Я убрал «блур» и едва не взорвался от восторга.
Пять стеллажей, как и обещали, были заставлены книгами разных форматов. На обложки я особого внимания не обратил — по-моему, некоторые тома вообще были совсем старые, неказистые или даже без переплета, но, как и в нормальной телесной жизни, это было глубоко вторично. А самое важное и невероятное — это были волшебные тома! Стоило ненадолго задержать взор на любой из книг, как она самопроизвольно раскрывалась и задорно выстреливала одним из эпизодов моей жизни, причем не просто событийным контекстом, а разом всем сопутствующим содержанием: запахами, звуками, эмоциями, царапинами и шлепками, теплом маминых рук, болью в языке, прилипшем на морозе к безымянной теперь железяке, детскими страхами, которые сейчас казались смешными и нелепыми, и юношескими переживаниями, что с высоты опыта мудреца, прожившего четверть века, виделись такими забавными и наивными.
Запахи и прочие радости для телесной оболочки я ощущать не мог, но я их отчетливо видел, они были примерно как сноп разноцветных конфетти при выстреле из новогодний хлопушки, только не однообразных по форме, а совершенно уникальных в своей неповторимой передающей способности. Эти конфеттитюшенции имели причудливые меняющиеся очертания и легко складывались в символьные группы, доступные для восприятия моей внетелесной сущности. Так, остановившись на одном из рождественских эпизодов, я долго наблюдал за многоцветным шлейфом аромата бабкиных пирожков, который с визгом удирал от гораздо более монохромного, но зато мощного и массивного аромата запекаемого в духовке гуся, приправленного пушечным залпом открываемого шампанского. Очевидно, это был предупредительный залп: после него ароматы послушно перешли на шаг, перешли на «ты», подружились и чинно слились в цифру «12».
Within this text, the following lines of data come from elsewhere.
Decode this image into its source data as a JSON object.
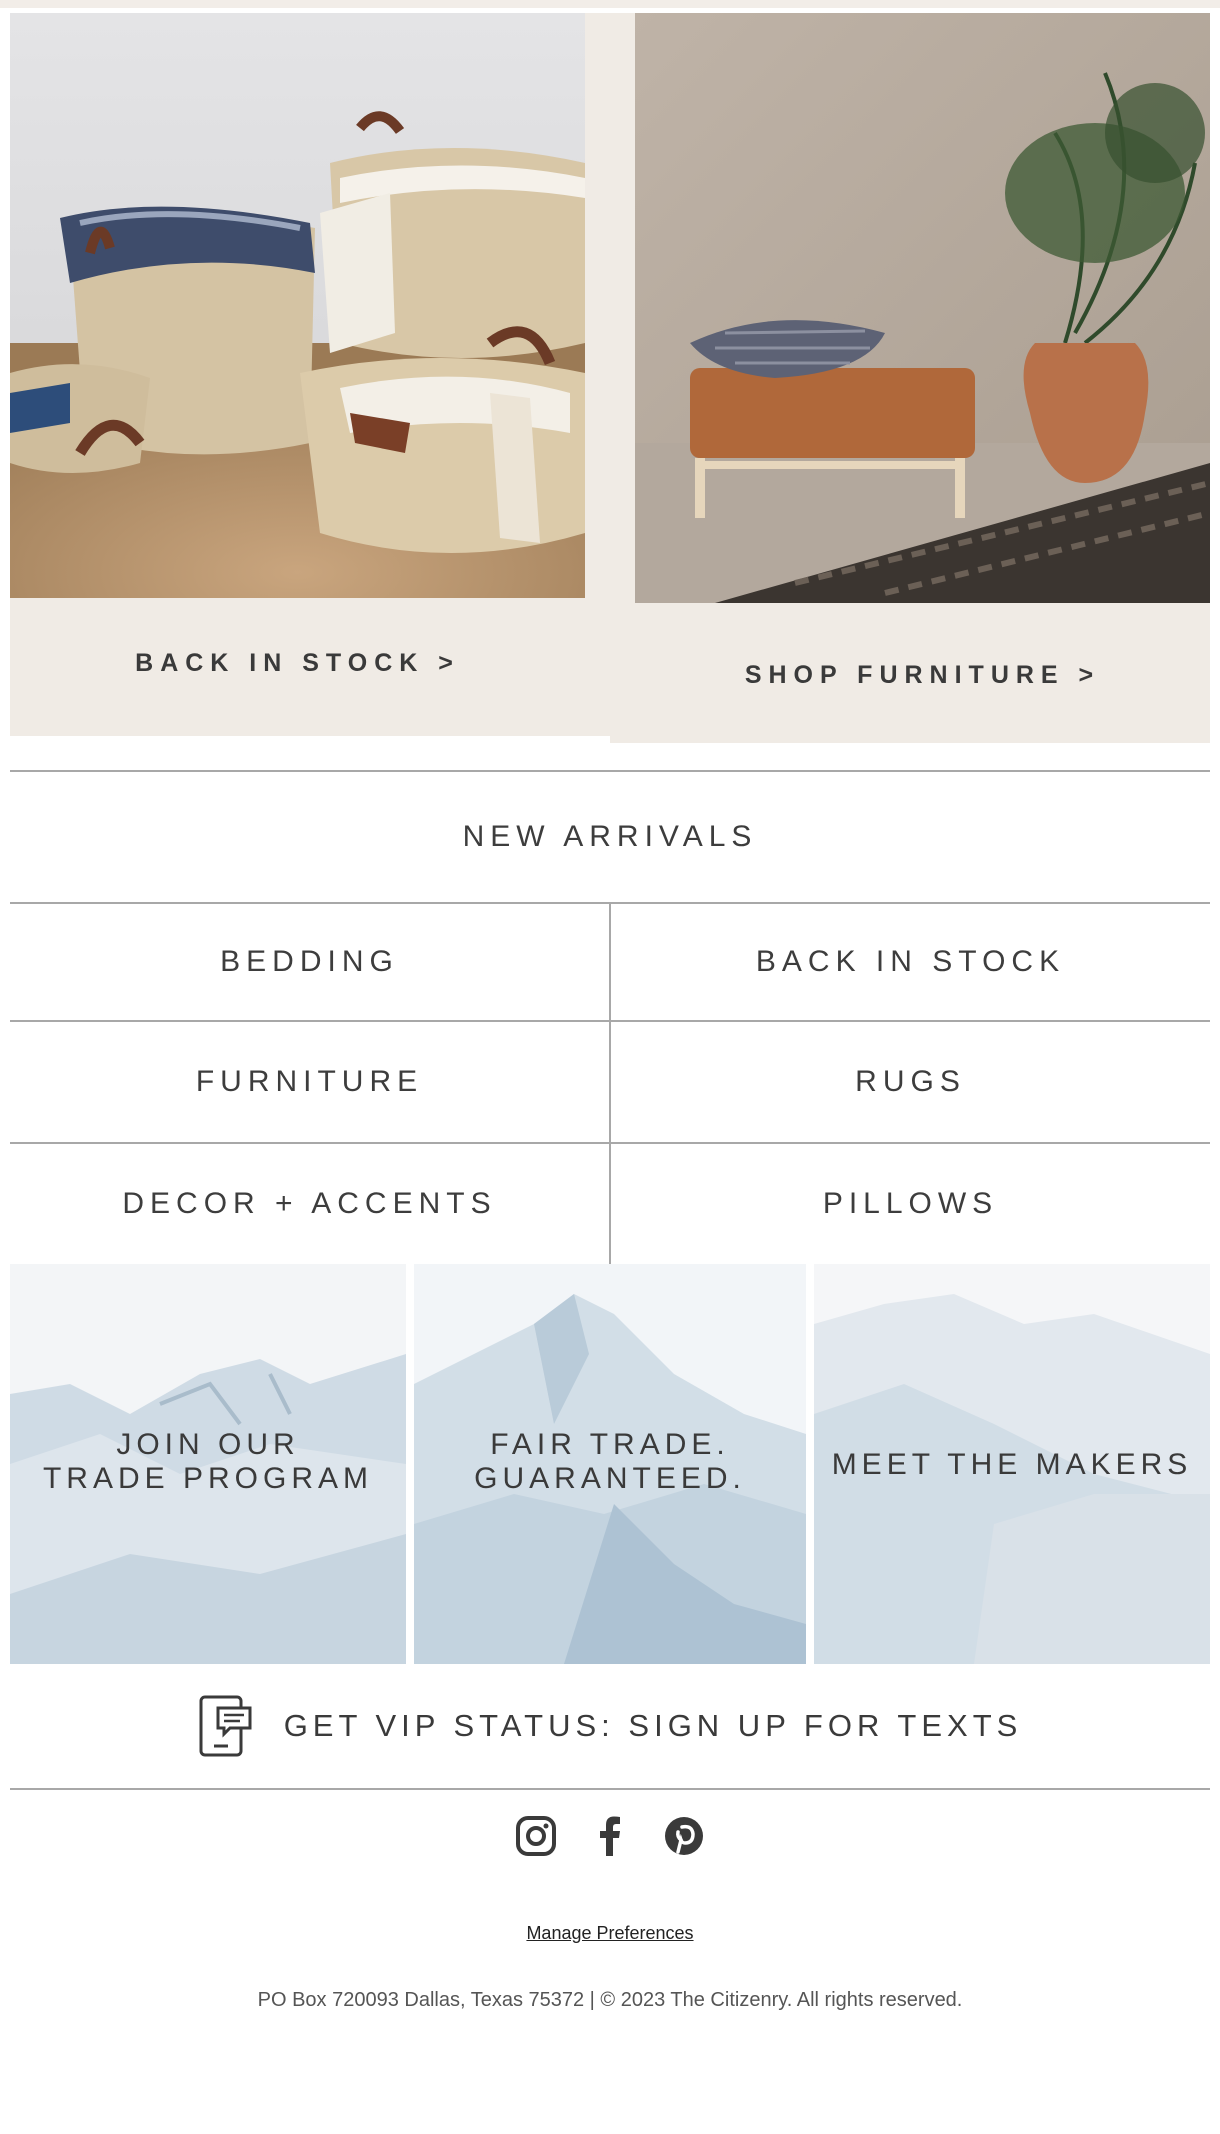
{
  "hero": {
    "left_label": "BACK IN STOCK >",
    "right_label": "SHOP FURNITURE >"
  },
  "categories": {
    "new_arrivals": "NEW ARRIVALS",
    "bedding": "BEDDING",
    "back_in_stock": "BACK IN STOCK",
    "furniture": "FURNITURE",
    "rugs": "RUGS",
    "decor_accents": "DECOR + ACCENTS",
    "pillows": "PILLOWS"
  },
  "tiles": {
    "trade_line1": "JOIN OUR",
    "trade_line2": "TRADE PROGRAM",
    "fair_line1": "FAIR TRADE.",
    "fair_line2": "GUARANTEED.",
    "makers": "MEET THE MAKERS"
  },
  "vip": {
    "text": "GET VIP STATUS: SIGN UP FOR TEXTS",
    "icon": "phone-chat-icon"
  },
  "social": {
    "icons": [
      "instagram-icon",
      "facebook-icon",
      "pinterest-icon"
    ]
  },
  "footer": {
    "manage_preferences": "Manage Preferences",
    "address": "PO Box 720093 Dallas, Texas 75372 | © 2023 The Citizenry. All rights reserved."
  },
  "colors": {
    "promo_bg": "#f0ebe5",
    "text_dark": "#3d3d3d",
    "divider": "#a8a8a8"
  }
}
О боже… Это было прекрасно!
— …Э-эй! Все нормально?
Да, это одуванчик звал меня: я так увлекся освоением подарка, что на некоторое время был ошеломлен и дезориентирован.
— Все… просто… великолепно… спасибо… Спасибо!!! Не знаю даже, как я смогу тебя отблагодарить.
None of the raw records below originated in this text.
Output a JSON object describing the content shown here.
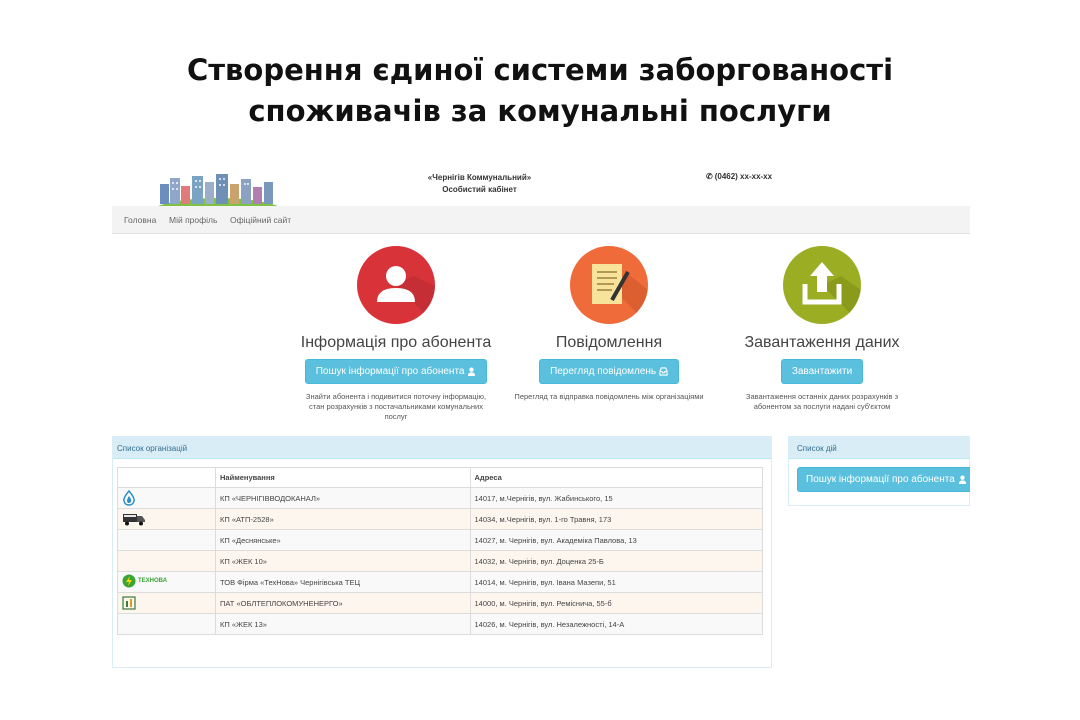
{
  "slide": {
    "title_line1": "Створення єдиної системи заборгованості",
    "title_line2": "споживачів за комунальні послуги"
  },
  "header": {
    "company_line1": "«Чернігів Коммунальний»",
    "company_line2": "Особистий кабінет",
    "phone": "(0462) xx-xx-xx",
    "phone_icon": "phone-icon"
  },
  "nav": {
    "items": [
      "Головна",
      "Мій профіль",
      "Офіційний сайт"
    ]
  },
  "features": [
    {
      "title": "Інформація про абонента",
      "button": "Пошук інформації про абонента",
      "button_icon": "user-icon",
      "description": "Знайти абонента і подивитися поточну інформацію, стан розрахунків з постачальниками комунальних послуг",
      "icon": "user-circle-icon",
      "color": "#d9333a"
    },
    {
      "title": "Повідомлення",
      "button": "Перегляд повідомлень",
      "button_icon": "inbox-icon",
      "description": "Перегляд та відправка повідомлень між організаціями",
      "icon": "document-pen-icon",
      "color": "#ef6b3a"
    },
    {
      "title": "Завантаження даних",
      "button": "Завантажити",
      "description": "Завантаження останніх даних розрахунків з абонентом за послуги надані суб'єктом",
      "icon": "upload-icon",
      "color": "#9aad23"
    }
  ],
  "organizations": {
    "panel_title": "Список організацій",
    "columns": [
      "",
      "Найменування",
      "Адреса"
    ],
    "rows": [
      {
        "logo": "water-drop-icon",
        "name": "КП «ЧЕРНІГІВВОДОКАНАЛ»",
        "address": "14017, м.Чернігів, вул. Жабинського, 15"
      },
      {
        "logo": "truck-icon",
        "name": "КП «АТП-2528»",
        "address": "14034, м.Чернігів, вул. 1-го Травня, 173"
      },
      {
        "logo": "",
        "name": "КП «Деснянське»",
        "address": "14027, м. Чернігів, вул. Академіка Павлова, 13"
      },
      {
        "logo": "",
        "name": "КП «ЖЕК 10»",
        "address": "14032, м. Чернігів, вул. Доценка 25-Б"
      },
      {
        "logo": "technova-logo",
        "logo_text": "ТЕХНОВА",
        "name": "ТОВ Фірма «ТехНова» Чернігівська ТЕЦ",
        "address": "14014, м. Чернігів, вул. Івана Мазепи, 51"
      },
      {
        "logo": "building-icon",
        "name": "ПАТ «ОБЛТЕПЛОКОМУНЕНЕРГО»",
        "address": "14000, м. Чернігів, вул. Ремісничa, 55-б"
      },
      {
        "logo": "",
        "name": "КП «ЖЕК 13»",
        "address": "14026, м. Чернігів, вул. Незалежності, 14-А"
      }
    ]
  },
  "actions": {
    "panel_title": "Список дій",
    "button": "Пошук інформації про абонента",
    "button_icon": "user-icon"
  }
}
— Да очень просто, — одуванчик скромно пыхнул звездочками. — Ты можешь пересказать мне, что написано в некоторых из этих твоих книг?
— Конечно! Но…
— Какие-то секреты, да?
— Нет-нет, для тебя секретов нет! Это же ведь ты подарил мне библиотеку. Без тебя ничего бы этого не было. Просто тут так много всего…
— Да я и не прошу пересказывать все подряд, — успокоил меня одуванчик. — Меня интересуют последние пять дней в твоей жизни. В библиотеке есть записи об этих событиях?
— Есть, но… мне бы не хотелось тебе об этом рассказывать.
— Почему?
— Там… много неприятных моментов. Я боюсь, у тебя испортится настроение.
— Не бойся, — великодушно заявил одуванчик. — Я готов помогать тебе до конца. Ты же знаешь: друг всегда готов разделить с тобой все трудности и проблемы.
— Спасибо! Тебе точно не будет неприятно?
— Точно. Рассказывай все, не стесняясь и ничего не утаивая, я обещаю внимательно слушать.
— Хорошо. С чего начать?
— Пожалуй, с вашего разговора с Вацетисом — накануне приезда Президента.
— Как скажешь. Так, где он тут у нас… Ага, вот он. Ну что ж, слушай…
Я пробудился от задорной речевки, которую кричал в моей голове некий звонкоголосый негодяй.
О боже… В момент пробуждения я чувствовал себя наисквернейшим образом и страстно мечтал об автомате. Нет, не о торговом, с соками-кофе, а как раз о том, из которого можно стрелять. Если пристрелить негодяя, жизнь мгновенно наладится, станет тихо и можно будет спать дальше.
Минуточку… А разве колонны у нас повсеместно не запрещены? Насколько я помню, «больше трех не собираться» — это уже привычное правило для граждан Империи, за нарушение которого суровые мужчины в сером бьют резиновыми изделиями по всем частям тела и выборочно везут в пенаты.
Откричав положенное, негодяй заткнулся, но лучше от этого не стало: ему на смену тотчас же пришел бравурный марш в дрянно-оркестровом исполнении, и непонятно было, что же хуже, речевка или визгливая какофония, неприемлемая для слуха такого эстетствующего сибарита, как я. Под такую, с позволения сказать, музыку, можно, пожалуй, принудительно топать строем по плацу или с биркой на груди глушить моржей за семидесятой параллелью. Слушать ее по своей воле, а тем паче сразу по пробуждении — это невосполнимые потери для психики.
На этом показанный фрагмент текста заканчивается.